BURSA (A.A) - Başbakan Yardımcısı Bülent Arınç, 175-180 maddesi geçici maddeleriyle birlikte yarısına yakını değişmiş, akordu kalmamış, ahengi bozulmuş, maddeleri anlamak için herkesin farklı yorum yaptığı bir anayasayla daha fazla gitmemiz mümkün değil dedi.
     Arınç, Bahçeşehir Üniversitesi Hükümet Liderlik Okulu tarafından Bursa Teknik Üniversitesinde düzenlenen Siyaset Okulu Bursa programının açılışında, katılımcıların sorularını yanıtladı.
     Yeni anayasa çalışmalarına ilişkin Bu meclis bu anayasayı çıkartabilir mi- şeklindeki bir soru üzerine, iyimser olduğunu, ümitli olmak gerektiğini ifade eden Arınç, şair Kemal Burkayın, Bazen iklim değişir, Akdeniz olur dizesini hatırlattı.

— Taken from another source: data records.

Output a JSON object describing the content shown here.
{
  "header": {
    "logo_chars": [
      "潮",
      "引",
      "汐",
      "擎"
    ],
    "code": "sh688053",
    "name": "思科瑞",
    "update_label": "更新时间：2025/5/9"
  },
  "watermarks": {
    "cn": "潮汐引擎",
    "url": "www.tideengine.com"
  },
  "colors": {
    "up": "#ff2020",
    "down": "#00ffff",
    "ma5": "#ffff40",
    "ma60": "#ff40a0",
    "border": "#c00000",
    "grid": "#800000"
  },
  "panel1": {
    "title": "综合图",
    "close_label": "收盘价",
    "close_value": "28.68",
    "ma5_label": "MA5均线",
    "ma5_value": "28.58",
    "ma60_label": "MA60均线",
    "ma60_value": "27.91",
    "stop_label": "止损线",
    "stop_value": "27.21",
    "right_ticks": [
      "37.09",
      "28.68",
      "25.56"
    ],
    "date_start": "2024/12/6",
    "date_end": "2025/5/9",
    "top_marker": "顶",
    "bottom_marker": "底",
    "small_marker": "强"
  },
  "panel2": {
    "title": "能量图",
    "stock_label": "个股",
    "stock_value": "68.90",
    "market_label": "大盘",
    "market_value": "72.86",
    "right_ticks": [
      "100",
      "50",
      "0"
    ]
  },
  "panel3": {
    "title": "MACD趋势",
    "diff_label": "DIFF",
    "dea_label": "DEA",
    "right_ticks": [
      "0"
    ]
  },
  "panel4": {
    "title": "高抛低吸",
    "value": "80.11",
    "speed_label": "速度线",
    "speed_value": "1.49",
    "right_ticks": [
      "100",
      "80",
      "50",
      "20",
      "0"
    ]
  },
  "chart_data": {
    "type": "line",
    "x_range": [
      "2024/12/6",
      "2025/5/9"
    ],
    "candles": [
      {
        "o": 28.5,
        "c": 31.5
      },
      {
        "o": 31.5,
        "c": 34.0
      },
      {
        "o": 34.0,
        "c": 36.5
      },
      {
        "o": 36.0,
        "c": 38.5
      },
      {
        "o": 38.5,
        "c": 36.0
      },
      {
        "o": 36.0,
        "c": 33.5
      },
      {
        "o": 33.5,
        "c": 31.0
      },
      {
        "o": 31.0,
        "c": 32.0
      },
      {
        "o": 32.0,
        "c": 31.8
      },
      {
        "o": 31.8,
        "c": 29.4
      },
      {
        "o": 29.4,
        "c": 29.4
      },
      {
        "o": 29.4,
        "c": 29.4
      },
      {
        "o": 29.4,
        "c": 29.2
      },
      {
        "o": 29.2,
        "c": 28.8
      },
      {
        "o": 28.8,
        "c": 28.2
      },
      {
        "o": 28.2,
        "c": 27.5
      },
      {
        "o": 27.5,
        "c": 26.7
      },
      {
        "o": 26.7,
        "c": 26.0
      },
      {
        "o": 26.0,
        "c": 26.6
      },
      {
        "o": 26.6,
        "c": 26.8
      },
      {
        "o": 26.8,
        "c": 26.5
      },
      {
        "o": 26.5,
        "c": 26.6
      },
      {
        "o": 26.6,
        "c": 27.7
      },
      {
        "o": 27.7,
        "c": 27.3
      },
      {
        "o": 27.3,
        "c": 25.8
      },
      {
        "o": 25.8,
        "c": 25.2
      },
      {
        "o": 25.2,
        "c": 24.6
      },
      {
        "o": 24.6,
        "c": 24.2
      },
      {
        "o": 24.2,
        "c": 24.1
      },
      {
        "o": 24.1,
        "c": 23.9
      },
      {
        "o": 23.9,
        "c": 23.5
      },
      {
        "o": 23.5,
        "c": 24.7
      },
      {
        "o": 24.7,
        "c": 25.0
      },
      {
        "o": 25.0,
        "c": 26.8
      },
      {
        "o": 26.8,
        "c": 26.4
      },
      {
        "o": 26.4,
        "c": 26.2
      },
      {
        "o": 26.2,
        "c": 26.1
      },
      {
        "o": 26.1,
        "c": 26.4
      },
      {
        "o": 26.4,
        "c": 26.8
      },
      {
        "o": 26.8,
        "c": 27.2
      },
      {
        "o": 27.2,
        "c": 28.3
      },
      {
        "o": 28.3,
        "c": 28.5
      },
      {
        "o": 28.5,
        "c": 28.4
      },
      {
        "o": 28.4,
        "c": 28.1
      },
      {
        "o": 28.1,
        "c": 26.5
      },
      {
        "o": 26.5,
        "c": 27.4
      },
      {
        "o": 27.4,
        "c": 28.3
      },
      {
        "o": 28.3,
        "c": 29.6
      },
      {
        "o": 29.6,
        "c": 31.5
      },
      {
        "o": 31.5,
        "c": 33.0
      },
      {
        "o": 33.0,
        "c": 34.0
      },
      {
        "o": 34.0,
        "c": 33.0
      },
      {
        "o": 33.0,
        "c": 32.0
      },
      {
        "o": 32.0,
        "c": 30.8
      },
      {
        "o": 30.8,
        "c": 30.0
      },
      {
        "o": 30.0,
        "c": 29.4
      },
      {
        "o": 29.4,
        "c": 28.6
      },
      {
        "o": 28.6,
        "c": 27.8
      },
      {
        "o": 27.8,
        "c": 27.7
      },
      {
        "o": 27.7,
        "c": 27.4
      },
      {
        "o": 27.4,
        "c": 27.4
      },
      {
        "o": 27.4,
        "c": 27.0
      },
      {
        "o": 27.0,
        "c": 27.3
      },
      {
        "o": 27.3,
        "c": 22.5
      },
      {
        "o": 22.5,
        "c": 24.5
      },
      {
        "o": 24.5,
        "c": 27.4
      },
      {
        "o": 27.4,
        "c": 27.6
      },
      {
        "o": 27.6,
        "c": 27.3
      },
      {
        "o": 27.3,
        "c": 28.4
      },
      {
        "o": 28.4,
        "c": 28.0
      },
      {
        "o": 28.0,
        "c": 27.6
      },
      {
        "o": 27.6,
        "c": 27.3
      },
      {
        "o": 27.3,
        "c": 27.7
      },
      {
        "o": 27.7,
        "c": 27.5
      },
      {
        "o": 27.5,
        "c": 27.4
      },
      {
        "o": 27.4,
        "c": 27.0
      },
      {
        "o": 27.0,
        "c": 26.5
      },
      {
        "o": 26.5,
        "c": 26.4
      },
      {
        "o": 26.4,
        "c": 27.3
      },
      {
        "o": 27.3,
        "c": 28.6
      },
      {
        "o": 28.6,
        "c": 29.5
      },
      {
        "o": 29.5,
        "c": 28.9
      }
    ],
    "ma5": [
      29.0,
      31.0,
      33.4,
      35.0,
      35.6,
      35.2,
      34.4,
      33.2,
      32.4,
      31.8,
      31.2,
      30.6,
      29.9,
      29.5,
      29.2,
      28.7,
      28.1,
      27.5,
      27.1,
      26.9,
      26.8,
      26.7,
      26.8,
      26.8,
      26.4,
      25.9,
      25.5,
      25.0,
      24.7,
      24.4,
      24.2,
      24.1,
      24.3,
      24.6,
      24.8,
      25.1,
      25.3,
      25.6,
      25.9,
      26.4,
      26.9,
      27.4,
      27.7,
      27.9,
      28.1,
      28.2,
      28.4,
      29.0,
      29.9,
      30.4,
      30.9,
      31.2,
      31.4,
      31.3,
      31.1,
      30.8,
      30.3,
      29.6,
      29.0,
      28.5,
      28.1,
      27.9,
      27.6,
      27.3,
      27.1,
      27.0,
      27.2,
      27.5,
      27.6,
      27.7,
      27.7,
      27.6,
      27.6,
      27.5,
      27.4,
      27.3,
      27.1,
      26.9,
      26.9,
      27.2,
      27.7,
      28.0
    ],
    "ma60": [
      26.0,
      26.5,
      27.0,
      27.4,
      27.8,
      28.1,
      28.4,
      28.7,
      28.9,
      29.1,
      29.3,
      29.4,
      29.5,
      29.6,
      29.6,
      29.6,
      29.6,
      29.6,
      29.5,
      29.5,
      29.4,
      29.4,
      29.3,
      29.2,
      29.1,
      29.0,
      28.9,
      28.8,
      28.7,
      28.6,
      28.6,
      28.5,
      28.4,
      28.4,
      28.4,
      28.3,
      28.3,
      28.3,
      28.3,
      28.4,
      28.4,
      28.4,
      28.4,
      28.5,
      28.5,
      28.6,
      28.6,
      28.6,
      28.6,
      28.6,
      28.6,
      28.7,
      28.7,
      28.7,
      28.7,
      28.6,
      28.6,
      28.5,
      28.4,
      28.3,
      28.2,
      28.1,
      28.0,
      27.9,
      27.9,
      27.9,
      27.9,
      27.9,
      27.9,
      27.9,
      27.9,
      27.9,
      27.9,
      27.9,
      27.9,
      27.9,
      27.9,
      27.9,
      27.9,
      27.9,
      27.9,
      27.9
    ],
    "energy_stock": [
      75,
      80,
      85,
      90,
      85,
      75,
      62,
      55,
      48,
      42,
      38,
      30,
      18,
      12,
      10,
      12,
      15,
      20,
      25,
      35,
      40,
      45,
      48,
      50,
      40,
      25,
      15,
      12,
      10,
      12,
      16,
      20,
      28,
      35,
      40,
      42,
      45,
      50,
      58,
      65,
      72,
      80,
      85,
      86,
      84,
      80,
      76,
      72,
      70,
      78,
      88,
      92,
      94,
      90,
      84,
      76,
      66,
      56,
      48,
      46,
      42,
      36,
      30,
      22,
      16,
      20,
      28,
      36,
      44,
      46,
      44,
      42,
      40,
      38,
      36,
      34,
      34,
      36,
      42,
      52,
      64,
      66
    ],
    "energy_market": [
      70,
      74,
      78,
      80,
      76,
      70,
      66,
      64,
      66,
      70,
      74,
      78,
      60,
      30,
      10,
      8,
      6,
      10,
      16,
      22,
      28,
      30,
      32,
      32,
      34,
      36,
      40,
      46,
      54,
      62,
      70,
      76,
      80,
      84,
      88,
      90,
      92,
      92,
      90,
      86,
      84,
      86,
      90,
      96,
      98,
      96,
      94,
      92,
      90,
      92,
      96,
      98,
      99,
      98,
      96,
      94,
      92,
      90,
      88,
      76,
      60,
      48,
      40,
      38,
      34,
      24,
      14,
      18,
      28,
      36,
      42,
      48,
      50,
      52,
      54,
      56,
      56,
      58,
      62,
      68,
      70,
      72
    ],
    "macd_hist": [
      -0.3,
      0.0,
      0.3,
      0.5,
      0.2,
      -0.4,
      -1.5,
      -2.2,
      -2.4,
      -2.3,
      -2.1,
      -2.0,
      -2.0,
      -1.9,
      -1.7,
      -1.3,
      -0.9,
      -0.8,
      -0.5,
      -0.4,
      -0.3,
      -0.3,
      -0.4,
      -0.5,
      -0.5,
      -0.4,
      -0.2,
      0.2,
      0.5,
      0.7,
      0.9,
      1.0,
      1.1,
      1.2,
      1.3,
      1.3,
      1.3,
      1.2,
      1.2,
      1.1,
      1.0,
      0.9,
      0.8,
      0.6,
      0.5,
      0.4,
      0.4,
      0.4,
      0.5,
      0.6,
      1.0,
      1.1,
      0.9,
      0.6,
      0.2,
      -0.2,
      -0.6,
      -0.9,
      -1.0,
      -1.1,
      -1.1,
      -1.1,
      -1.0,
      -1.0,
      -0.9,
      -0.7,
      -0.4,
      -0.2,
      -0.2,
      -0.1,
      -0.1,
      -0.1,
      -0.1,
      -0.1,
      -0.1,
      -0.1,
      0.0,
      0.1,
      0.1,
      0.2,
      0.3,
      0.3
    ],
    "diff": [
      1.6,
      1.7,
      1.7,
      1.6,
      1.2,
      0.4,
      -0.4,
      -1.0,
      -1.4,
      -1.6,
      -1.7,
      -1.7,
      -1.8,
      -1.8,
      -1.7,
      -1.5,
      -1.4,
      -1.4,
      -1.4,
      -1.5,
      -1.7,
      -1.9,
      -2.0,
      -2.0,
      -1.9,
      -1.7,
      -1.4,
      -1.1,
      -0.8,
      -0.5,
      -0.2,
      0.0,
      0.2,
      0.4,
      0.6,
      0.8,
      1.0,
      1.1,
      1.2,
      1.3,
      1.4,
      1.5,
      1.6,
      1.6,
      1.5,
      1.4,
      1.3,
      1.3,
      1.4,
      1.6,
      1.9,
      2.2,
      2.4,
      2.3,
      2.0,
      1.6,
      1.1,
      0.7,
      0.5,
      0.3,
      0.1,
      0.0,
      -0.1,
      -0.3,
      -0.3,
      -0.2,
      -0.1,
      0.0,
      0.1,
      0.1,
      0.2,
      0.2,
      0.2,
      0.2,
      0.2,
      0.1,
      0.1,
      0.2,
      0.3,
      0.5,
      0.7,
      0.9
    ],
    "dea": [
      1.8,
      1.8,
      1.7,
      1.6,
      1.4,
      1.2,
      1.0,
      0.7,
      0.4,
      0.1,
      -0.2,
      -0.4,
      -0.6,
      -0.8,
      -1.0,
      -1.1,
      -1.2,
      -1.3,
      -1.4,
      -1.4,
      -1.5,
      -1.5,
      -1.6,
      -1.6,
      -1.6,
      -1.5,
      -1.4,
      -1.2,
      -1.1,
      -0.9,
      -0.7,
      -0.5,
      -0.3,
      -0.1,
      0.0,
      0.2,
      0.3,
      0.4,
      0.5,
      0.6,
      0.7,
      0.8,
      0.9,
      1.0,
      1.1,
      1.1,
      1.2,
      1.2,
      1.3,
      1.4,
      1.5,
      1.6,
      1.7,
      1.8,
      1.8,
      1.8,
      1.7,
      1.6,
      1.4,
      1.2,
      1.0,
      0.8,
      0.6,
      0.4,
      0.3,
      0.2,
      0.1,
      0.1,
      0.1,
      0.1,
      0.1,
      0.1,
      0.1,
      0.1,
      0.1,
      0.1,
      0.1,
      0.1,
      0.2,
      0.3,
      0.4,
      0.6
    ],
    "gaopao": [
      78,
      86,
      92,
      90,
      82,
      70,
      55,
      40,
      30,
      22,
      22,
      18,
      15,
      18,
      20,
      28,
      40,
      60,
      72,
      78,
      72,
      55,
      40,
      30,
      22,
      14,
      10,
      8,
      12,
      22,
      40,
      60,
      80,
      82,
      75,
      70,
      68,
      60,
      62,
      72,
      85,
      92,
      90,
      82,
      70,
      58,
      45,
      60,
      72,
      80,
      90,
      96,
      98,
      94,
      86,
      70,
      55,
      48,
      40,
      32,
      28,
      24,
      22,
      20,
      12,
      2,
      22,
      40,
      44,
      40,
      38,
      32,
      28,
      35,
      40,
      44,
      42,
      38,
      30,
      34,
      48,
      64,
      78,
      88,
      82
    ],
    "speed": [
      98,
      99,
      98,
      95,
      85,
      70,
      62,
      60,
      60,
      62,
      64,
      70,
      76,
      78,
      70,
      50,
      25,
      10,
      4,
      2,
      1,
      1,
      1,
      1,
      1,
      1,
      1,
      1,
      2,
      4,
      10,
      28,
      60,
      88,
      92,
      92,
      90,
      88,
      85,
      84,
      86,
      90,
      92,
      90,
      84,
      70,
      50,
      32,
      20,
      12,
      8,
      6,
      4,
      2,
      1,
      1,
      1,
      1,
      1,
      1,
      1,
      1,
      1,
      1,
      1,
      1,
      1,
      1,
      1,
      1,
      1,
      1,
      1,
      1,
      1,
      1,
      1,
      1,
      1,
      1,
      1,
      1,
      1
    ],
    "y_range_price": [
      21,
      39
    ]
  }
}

     Arınç, şu andaki şartlarda çalışmaların biraz ağır gittiğinin söylenebileceğini belirterek, En azından filan partinin zaman zaman bazı tartışmalı konulara girdiği söylenebilir, ama siyasetin doğasında var bu. Sayın meclis başkanımız da bizler de yeni anayasa yazım heyetinin görevini iyi yaptığını düşünüyoruz. Oradaki arkadaşlarımızın başarılı olmasını diliyoruz diye konuştu.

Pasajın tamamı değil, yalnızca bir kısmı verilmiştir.